Kaëlla a repris l’école une semaine avant la semaine de relâche. La jeune fille de 15 ans constate maintenant à quel point elle a cheminé au cours de la dernière année.
«Ç’a été très difficile, mais je pense que – c’est bizarre à dire – je suis "contente" que ça me soit arrivé, même si ce n’est pas ce que je pensais à ce moment. Aujourd’hui, je suis une jeune fille qui a un coffre d’outils rempli, avec des souvenirs de plein de gens qui ont voulu m’aider. Et je n’aurai jamais trop de moyens pour m’aider.»
Les suites d’une commotion
Tout a commencé sur un terrain de soccer: coup de ballon sur la tête, commotion cérébrale.
Plusieurs effets secondaires se sont ensuite fait sentir, comme des maux de têtes intensifs qui se sont étirés sur deux mois. Sa mémoire, sa concentration et ses réflexes étaient affectés.
Élève en multisports, elle a reçu aussi d’autres coups de ballon à la tête et a dû manquer quelques mois d’école.
Puis, la commotion avait aussi laissé un choc post-traumatique.
«Je faisais toujours le même rêve, je revivais le même moment de ma commotion. Je recevais le ballon et je me réveillais en sursaut. En me réveillant, j’avais mal à la tête, même si je n’avais pas vraiment reçu de coup», relate-t-elle.
Le manque de sommeil a troublé son hygiène de vie, réduit sa concentration à l’école.
«C’était un cercle vicieux. J’étais moins présente mentalement, j’écoutais moins, donc, j’avais moins d’énergie pour faire mes devoirs le soir.»
Et puisqu’elle ne pouvait risquer de recevoir d’autres coups à la tête, il a fallu diminuer les activités sportives, ce qui été ardu sur le plan social.
«Sur l’heure du dîner, mes amis, qui sont beaucoup des sportifs, voulaient jouer au soccer, lancer le ballon de football, mais je ne pouvais pas me permettre de faire ça. C’était difficile de trouver un équilibre.»
«J’ai fini mon 2e secondaire de peine et de misère, parce que j’étais extrêmement fatiguée», raconte-t-elle.
C’est à ce moment qu’elle a commencé à prendre des antidépresseurs, dont les effets bénéfiques auront été minimes.
Impuissante
Si la rentrée en 3e secondaire se déroulait relativement bien, au rythme de Kaëlla, c’est en octobre que «ça ne s’est pas très bien passé». Ses parents l’ont emmenée à l’urgence de l’hôpital Charles-LeMoyne. Elle est restée à l’unité interne de pédopsychiatrie du 28 octobre au 2 novembre.

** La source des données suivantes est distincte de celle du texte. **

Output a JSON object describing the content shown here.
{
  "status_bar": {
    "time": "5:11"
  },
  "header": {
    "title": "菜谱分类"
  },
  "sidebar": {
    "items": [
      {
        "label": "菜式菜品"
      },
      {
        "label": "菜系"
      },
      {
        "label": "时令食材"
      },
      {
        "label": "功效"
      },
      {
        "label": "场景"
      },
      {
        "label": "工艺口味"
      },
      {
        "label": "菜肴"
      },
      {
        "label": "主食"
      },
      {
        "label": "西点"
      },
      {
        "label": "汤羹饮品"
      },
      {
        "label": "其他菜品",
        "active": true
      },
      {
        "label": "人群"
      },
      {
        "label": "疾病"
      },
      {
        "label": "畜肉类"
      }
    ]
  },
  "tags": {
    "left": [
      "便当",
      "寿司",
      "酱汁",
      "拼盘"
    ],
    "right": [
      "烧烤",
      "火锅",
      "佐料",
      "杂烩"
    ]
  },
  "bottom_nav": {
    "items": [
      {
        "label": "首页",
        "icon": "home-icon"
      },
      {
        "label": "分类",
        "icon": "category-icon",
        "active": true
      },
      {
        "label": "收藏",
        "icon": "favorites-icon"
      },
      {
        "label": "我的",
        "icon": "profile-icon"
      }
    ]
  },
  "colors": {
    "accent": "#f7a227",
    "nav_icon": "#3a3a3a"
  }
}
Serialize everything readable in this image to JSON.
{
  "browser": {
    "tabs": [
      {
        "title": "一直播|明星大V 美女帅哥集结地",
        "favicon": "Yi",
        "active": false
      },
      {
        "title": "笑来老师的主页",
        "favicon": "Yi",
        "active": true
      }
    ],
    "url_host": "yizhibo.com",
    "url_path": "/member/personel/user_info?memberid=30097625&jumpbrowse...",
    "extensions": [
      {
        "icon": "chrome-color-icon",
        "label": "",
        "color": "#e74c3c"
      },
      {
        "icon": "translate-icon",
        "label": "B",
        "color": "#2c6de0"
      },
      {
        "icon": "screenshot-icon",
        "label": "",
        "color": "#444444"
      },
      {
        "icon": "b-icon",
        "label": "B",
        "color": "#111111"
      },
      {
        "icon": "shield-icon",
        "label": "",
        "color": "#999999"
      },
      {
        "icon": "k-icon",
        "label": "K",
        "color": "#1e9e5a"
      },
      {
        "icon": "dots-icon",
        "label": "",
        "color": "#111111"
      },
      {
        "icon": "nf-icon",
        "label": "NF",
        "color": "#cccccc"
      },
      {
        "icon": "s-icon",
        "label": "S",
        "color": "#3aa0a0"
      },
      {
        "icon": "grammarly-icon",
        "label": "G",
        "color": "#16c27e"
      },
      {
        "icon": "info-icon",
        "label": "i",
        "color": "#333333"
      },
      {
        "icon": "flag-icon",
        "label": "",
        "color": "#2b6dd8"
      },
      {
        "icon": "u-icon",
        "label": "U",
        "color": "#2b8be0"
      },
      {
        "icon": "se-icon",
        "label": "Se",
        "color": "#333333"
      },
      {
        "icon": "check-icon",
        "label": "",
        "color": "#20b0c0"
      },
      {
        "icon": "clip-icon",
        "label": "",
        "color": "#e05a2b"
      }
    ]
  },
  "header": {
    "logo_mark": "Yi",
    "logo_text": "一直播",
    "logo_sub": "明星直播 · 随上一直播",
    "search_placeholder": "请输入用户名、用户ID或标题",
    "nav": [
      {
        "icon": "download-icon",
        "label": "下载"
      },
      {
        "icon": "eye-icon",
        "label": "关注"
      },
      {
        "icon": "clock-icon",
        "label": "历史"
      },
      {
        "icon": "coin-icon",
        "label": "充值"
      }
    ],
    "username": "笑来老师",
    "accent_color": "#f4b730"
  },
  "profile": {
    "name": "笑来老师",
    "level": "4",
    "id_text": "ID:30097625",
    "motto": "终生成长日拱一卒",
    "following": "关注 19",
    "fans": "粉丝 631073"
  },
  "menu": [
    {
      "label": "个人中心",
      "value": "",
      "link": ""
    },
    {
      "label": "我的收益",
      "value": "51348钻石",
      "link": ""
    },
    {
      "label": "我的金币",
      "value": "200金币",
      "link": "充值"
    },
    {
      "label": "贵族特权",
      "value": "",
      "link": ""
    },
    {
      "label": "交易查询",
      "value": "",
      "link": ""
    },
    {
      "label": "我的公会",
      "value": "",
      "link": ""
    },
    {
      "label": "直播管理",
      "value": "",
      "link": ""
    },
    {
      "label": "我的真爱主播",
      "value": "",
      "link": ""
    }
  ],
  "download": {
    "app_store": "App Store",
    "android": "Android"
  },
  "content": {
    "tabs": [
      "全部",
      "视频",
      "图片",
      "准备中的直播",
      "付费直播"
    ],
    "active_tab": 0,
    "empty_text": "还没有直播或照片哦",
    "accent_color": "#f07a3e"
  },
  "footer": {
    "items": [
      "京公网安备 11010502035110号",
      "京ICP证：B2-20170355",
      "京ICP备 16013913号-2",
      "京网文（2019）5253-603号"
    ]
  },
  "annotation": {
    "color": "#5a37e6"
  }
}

«Quand je suis arrivée, j’étais hors de mes moyens. Je me sentais impuissante. Tu ne contrôles pas ce qui t’arrives, tu ne veux pas être comme ça, mais tu n’as pas le choix.»

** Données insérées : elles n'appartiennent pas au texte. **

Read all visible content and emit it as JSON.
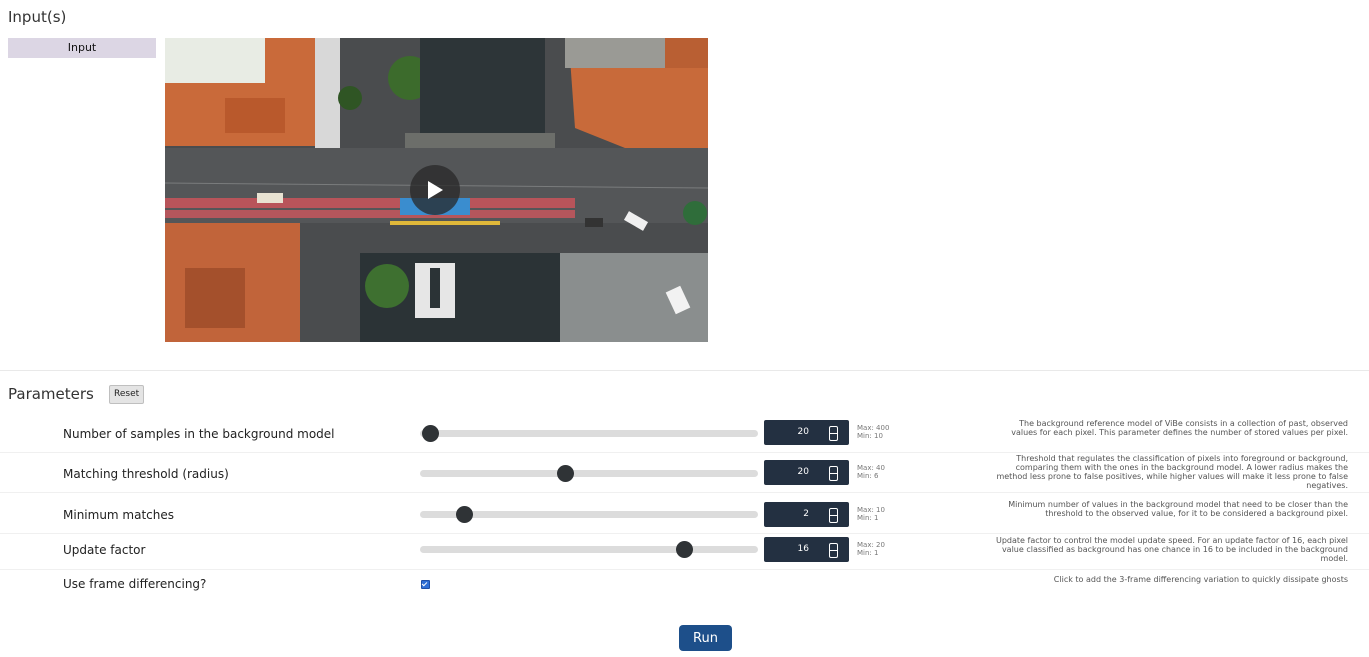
{
  "inputs": {
    "title": "Input(s)",
    "tab_label": "Input"
  },
  "video": {
    "play_icon": "play-icon"
  },
  "parameters": {
    "title": "Parameters",
    "reset_label": "Reset",
    "rows": [
      {
        "label": "Number of samples in the background model",
        "value": "20",
        "max": "Max: 400",
        "min": "Min: 10",
        "slider_fraction": 0.03,
        "description": "The background reference model of ViBe consists in a collection of past, observed values for each pixel. This parameter defines the number of stored values per pixel."
      },
      {
        "label": "Matching threshold (radius)",
        "value": "20",
        "max": "Max: 40",
        "min": "Min: 6",
        "slider_fraction": 0.43,
        "description": "Threshold that regulates the classification of pixels into foreground or background, comparing them with the ones in the background model. A lower radius makes the method less prone to false positives, while higher values will make it less prone to false negatives."
      },
      {
        "label": "Minimum matches",
        "value": "2",
        "max": "Max: 10",
        "min": "Min: 1",
        "slider_fraction": 0.13,
        "description": "Minimum number of values in the background model that need to be closer than the threshold to the observed value, for it to be considered a background pixel."
      },
      {
        "label": "Update factor",
        "value": "16",
        "max": "Max: 20",
        "min": "Min: 1",
        "slider_fraction": 0.78,
        "description": "Update factor to control the model update speed. For an update factor of 16, each pixel value classified as background has one chance in 16 to be included in the background model."
      }
    ],
    "checkbox_row": {
      "label": "Use frame differencing?",
      "checked": true,
      "description": "Click to add the 3-frame differencing variation to quickly dissipate ghosts"
    }
  },
  "run_label": "Run",
  "colors": {
    "accent": "#1d4f8a",
    "input_box": "#233041",
    "tab": "#dcd6e4"
  }
}
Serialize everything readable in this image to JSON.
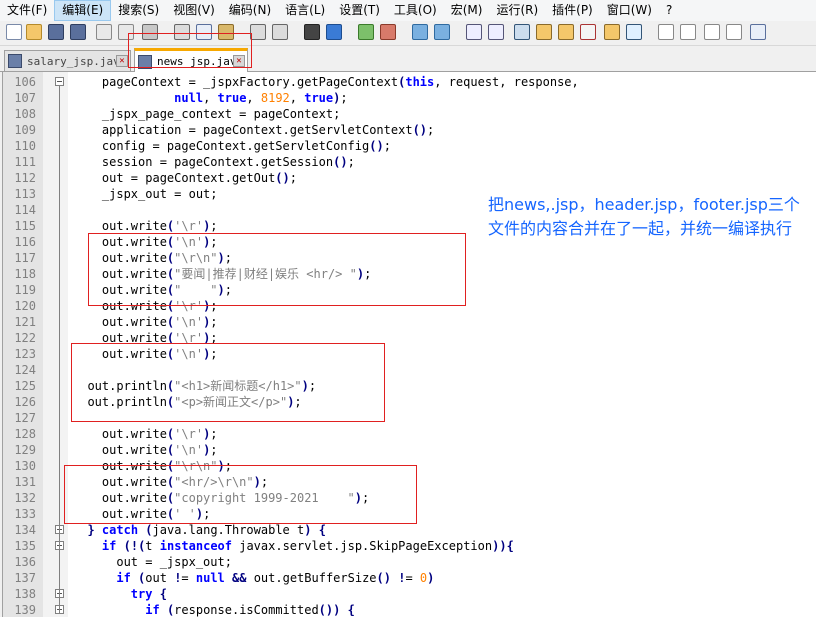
{
  "menubar": {
    "items": [
      "文件(F)",
      "编辑(E)",
      "搜索(S)",
      "视图(V)",
      "编码(N)",
      "语言(L)",
      "设置(T)",
      "工具(O)",
      "宏(M)",
      "运行(R)",
      "插件(P)",
      "窗口(W)",
      "?"
    ]
  },
  "tabs": [
    {
      "label": "salary_jsp.java",
      "active": false
    },
    {
      "label": "news_jsp.java",
      "active": true
    }
  ],
  "code_lines": [
    {
      "n": "106",
      "t": "    pageContext = _jspxFactory.getPageContext(this, request, response,"
    },
    {
      "n": "107",
      "t": "              null, true, 8192, true);"
    },
    {
      "n": "108",
      "t": "    _jspx_page_context = pageContext;"
    },
    {
      "n": "109",
      "t": "    application = pageContext.getServletContext();"
    },
    {
      "n": "110",
      "t": "    config = pageContext.getServletConfig();"
    },
    {
      "n": "111",
      "t": "    session = pageContext.getSession();"
    },
    {
      "n": "112",
      "t": "    out = pageContext.getOut();"
    },
    {
      "n": "113",
      "t": "    _jspx_out = out;"
    },
    {
      "n": "114",
      "t": ""
    },
    {
      "n": "115",
      "t": "    out.write('\\r');"
    },
    {
      "n": "116",
      "t": "    out.write('\\n');"
    },
    {
      "n": "117",
      "t": "    out.write(\"\\r\\n\");"
    },
    {
      "n": "118",
      "t": "    out.write(\"要闻|推荐|财经|娱乐 <hr/> \");"
    },
    {
      "n": "119",
      "t": "    out.write(\"    \");"
    },
    {
      "n": "120",
      "t": "    out.write('\\r');"
    },
    {
      "n": "121",
      "t": "    out.write('\\n');"
    },
    {
      "n": "122",
      "t": "    out.write('\\r');"
    },
    {
      "n": "123",
      "t": "    out.write('\\n');"
    },
    {
      "n": "124",
      "t": ""
    },
    {
      "n": "125",
      "t": "  out.println(\"<h1>新闻标题</h1>\");"
    },
    {
      "n": "126",
      "t": "  out.println(\"<p>新闻正文</p>\");"
    },
    {
      "n": "127",
      "t": ""
    },
    {
      "n": "128",
      "t": "    out.write('\\r');"
    },
    {
      "n": "129",
      "t": "    out.write('\\n');"
    },
    {
      "n": "130",
      "t": "    out.write(\"\\r\\n\");"
    },
    {
      "n": "131",
      "t": "    out.write(\"<hr/>\\r\\n\");"
    },
    {
      "n": "132",
      "t": "    out.write(\"copyright 1999-2021    \");"
    },
    {
      "n": "133",
      "t": "    out.write(' ');"
    },
    {
      "n": "134",
      "t": "  } catch (java.lang.Throwable t) {"
    },
    {
      "n": "135",
      "t": "    if (!(t instanceof javax.servlet.jsp.SkipPageException)){"
    },
    {
      "n": "136",
      "t": "      out = _jspx_out;"
    },
    {
      "n": "137",
      "t": "      if (out != null && out.getBufferSize() != 0)"
    },
    {
      "n": "138",
      "t": "        try {"
    },
    {
      "n": "139",
      "t": "          if (response.isCommitted()) {"
    }
  ],
  "annotation": {
    "text": "把news,.jsp，header.jsp，footer.jsp三个文件的内容合并在了一起，并统一编译执行",
    "color": "#1565ff"
  },
  "colors": {
    "keyword": "#0000ff",
    "string": "#808080",
    "number": "#ff8000",
    "highlight_box": "#e02020",
    "active_tab_accent": "#f7a800"
  }
}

Elle se souvient que l’approche de l’ensemble de l’équipe de soins a été apaisante.
«Les intervenants ne sont pas là pour te juger. Tu n’as pas peur de parler. Par leurs regards, leur approche, leurs sourires, leur façon de te prendre dans leur bras... Ce sont eux qui ont fait une grande différence, pour moi.»
Malgré ces premiers jours éprouvants, Kaëlla prenait conscience du «travail» sur elle-même qui s’entamait. C’est pourquoi, lorsque le pédopsychiatre lui a dit qu’une place se libérait à l’hôpital de jour, elle n’était pas enchantée. «Je n’ai pas eu une très bonne réaction», se souvient-elle.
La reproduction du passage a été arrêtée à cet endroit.